The House-passed bill would increase that limit to $25 billion. The NFIP is funded by premiums from 4.7 million policyholders and administered by insurance companies, but the program has run an operating deficit because of claims from Katrina and Rita.

The insurance groups contend that allowing the retroactive filing of claims would create greater liabilities. "We don't like it because it's retroactive," said Dennis Kelly, a spokesman for the American Insurance Association.

Another insurance lobbyist was blunter.

"The NFIP is in enough financial mess without having to worry about suddenly dealing with 'new' claims resulting from a flood two years ago," said the lobbyist. "Finally, the amendment would prohibit NFIP from denying claims solely for failing to meet the deadline. That's tantamount to not having a deadline at all. Does this mean someone can file a flood claim 10 years after the damage?"

The lobbyist also said the amendment could have unintended consequences, possibly slowing down the delivery of claims because of the longer deadline and lead to greater insurance fraud.
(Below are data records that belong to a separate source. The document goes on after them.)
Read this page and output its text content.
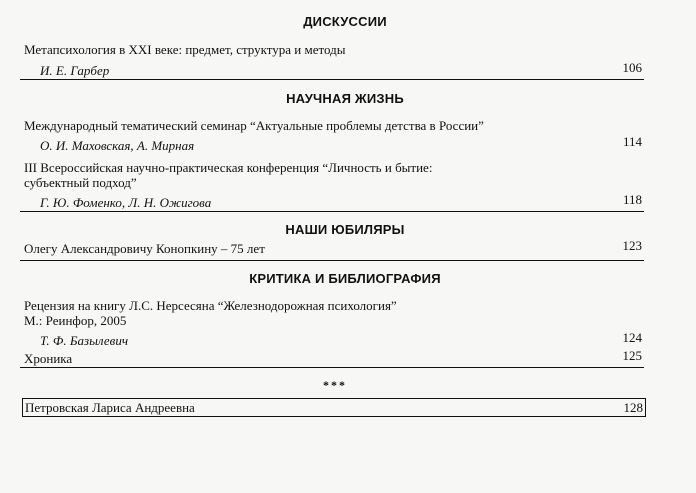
ДИСКУССИИ
Метапсихология в XXI веке: предмет, структура и методы
И. Е. Гарбер	106
НАУЧНАЯ ЖИЗНЬ
Международный тематический семинар “Актуальные проблемы детства в России”
О. И. Маховская, А. Мирная	114
III Всероссийская научно-практическая конференция “Личность и бытие:
субъектный подход”
Г. Ю. Фоменко, Л. Н. Ожигова	118
НАШИ ЮБИЛЯРЫ
Олегу Александровичу Конопкину – 75 лет	123
КРИТИКА И БИБЛИОГРАФИЯ
Рецензия на книгу Л.С. Нерсесяна “Железнодорожная психология”
М.: Реинфор, 2005
Т. Ф. Базылевич	124
Хроника	125
***
Петровская Лариса Андреевна	128
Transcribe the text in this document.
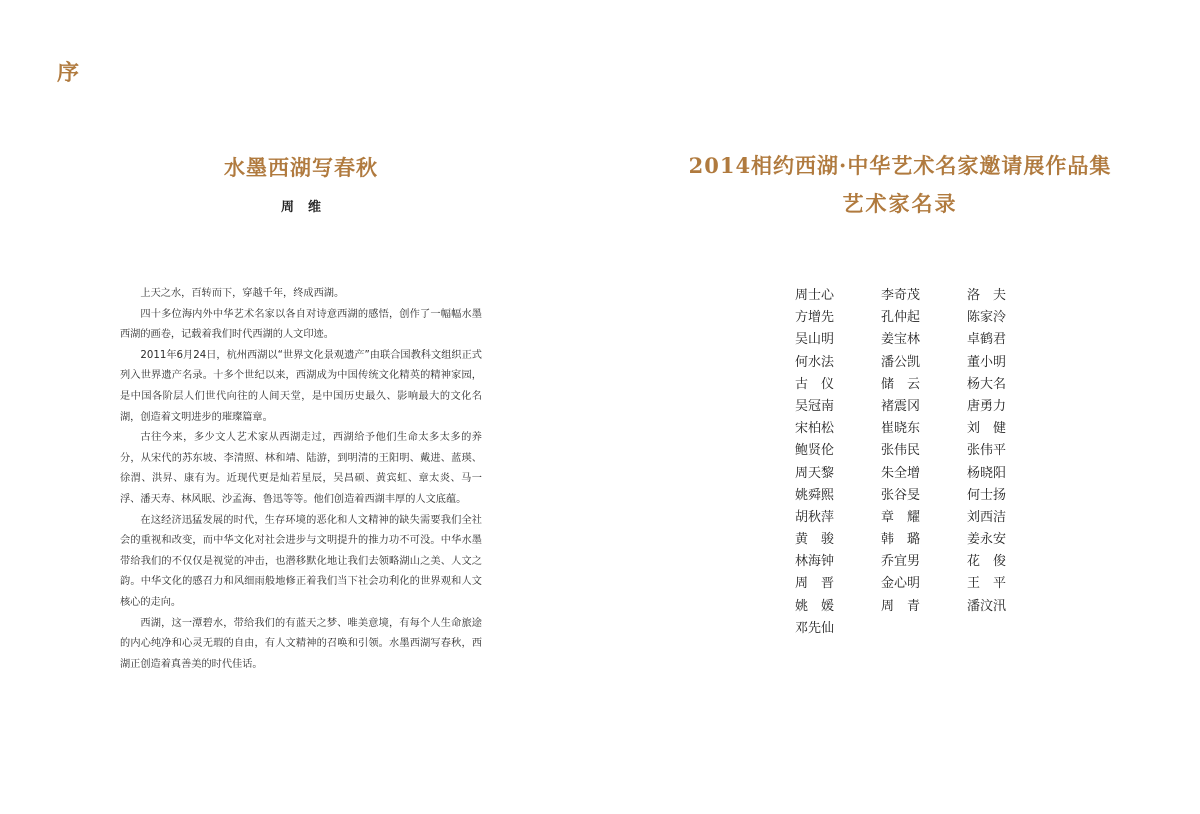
序
水墨西湖写春秋
周维

上天之水，百转而下，穿越千年，终成西湖。

四十多位海内外中华艺术名家以各自对诗意西湖的感悟，创作了一幅幅水墨西湖的画卷，记载着我们时代西湖的人文印迹。

2011年6月24日，杭州西湖以“世界文化景观遗产”由联合国教科文组织正式列入世界遗产名录。十多个世纪以来，西湖成为中国传统文化精英的精神家园，是中国各阶层人们世代向往的人间天堂，是中国历史最久、影响最大的文化名湖，创造着文明进步的璀璨篇章。

古往今来，多少文人艺术家从西湖走过，西湖给予他们生命太多太多的养分，从宋代的苏东坡、李清照、林和靖、陆游，到明清的王阳明、戴进、蓝瑛、徐渭、洪昇、康有为。近现代更是灿若星辰，吴昌硕、黄宾虹、章太炎、马一浮、潘天寿、林风眠、沙孟海、鲁迅等等。他们创造着西湖丰厚的人文底蕴。

在这经济迅猛发展的时代，生存环境的恶化和人文精神的缺失需要我们全社会的重视和改变，而中华文化对社会进步与文明提升的推力功不可没。中华水墨带给我们的不仅仅是视觉的冲击，也潜移默化地让我们去领略湖山之美、人文之韵。中华文化的感召力和风细雨般地修正着我们当下社会功利化的世界观和人文核心的走向。

西湖，这一潭碧水，带给我们的有蓝天之梦、唯美意境，有每个人生命旅途的内心纯净和心灵无瑕的自由，有人文精神的召唤和引领。水墨西湖写春秋，西湖正创造着真善美的时代佳话。

2014相约西湖·中华艺术名家邀请展作品集
艺术家名录
周士心	李奇茂	洛　夫
方增先	孔仲起	陈家泠
吴山明	姜宝林	卓鹤君
何水法	潘公凯	董小明
古　仪	储　云	杨大名
吴冠南	褚震冈	唐勇力
宋柏松	崔晓东	刘　健
鲍贤伦	张伟民	张伟平
周天黎	朱全增	杨晓阳
姚舜熙	张谷旻	何士扬
胡秋萍	章　耀	刘西洁
黄　骏	韩　璐	姜永安
林海钟	乔宜男	花　俊
周　晋	金心明	王　平
姚　媛	周　青	潘汶汛
邓先仙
In addition to the Davis amendment, conferees eventually must deal with parochial concerns of lawmakers as well as ideological positions on the nature of government subsidies in the insurance market.

The wrangling will include an amendment by Rep. Gene Taylor, D-Miss., that would require the Homeland Security Department's inspector general to investigate whether insurance companies wrongly denied claims after Hurricane Katrina tore through the Gulf Coast last year. Many insurance groups oppose that language as well.

A measure approved by the Senate Banking Committee would force more policyholders in the program to pay fair-market rates for their premiums than called for in the House-passed bill.